What they have forgotten is that at some point, they were the person who had to touch it for the first time too.
Someone gave them that opportunity. Someone accepted the risk of their learning curve. Someone let them make the mistake, helped them understand why it happened, and trusted them to do better next time. That experience is how they became the person who now knows the system better than anyone else in the room.
Delegation is not abandonment. It is the same investment that was made in you, paid forward to the people on your team.
I worked with an IT leader who was new to his company and frustrated that his team was not moving at his pace. He was pushing hard and they were not keeping up. From his perspective they were slow. From their perspective they had a new leader who was flooring the gas pedal without understanding that the car was still warming up.

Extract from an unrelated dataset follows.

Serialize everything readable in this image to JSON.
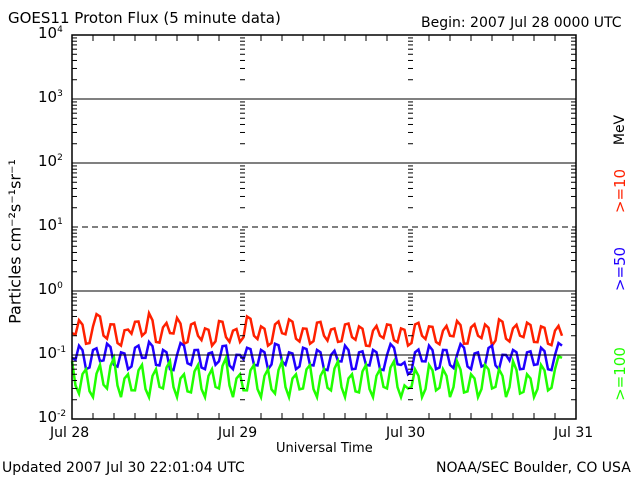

When we talked through what was actually happening, the shift for him was not a new strategy. It was recognition. He could see for the first time that his push for speed was working against the trust he needed to build first. He started meeting his team where they were, bringing them along at a pace that stretched them without breaking them. Six months later his team was moving faster than he had originally demanded. Not because he pushed harder, but because he led differently.
There is a line I shared on LinkedIn recently that keeps coming up in conversations with IT leaders at this stage. Managing technology and leading technology are not the same job. Managers keep the lights on. Leaders make the business understand why the lights matter.
The new IT leader who is still doing the technical work is managing. The moment they start developing the people around them, building relationships across the organization, and translating technology into business outcomes is the moment they start leading.
That shift creates something they have not had in a while. TIME. Time for the strategic conversations that move the organization forward. Time to develop the skills of the people on their team. Time to build the relationships with peers and executives that determine whether IT has a seat at the table or just a help desk ticket queue.
The team grows because they are trusted with real work. The leader grows because they finally have the space to lead.
If you are in this transition right now and you are too busy, it is worth asking yourself one honest question. Are you busy because the role demands it, or because letting go feels harder than staying in control?
Both answers are valid. Only one of them moves you forward.
Reflection for this issue:
What is one task or responsibility you are still holding onto that belongs to someone on your team? What would it take to hand it over and what would you do with the time it frees up?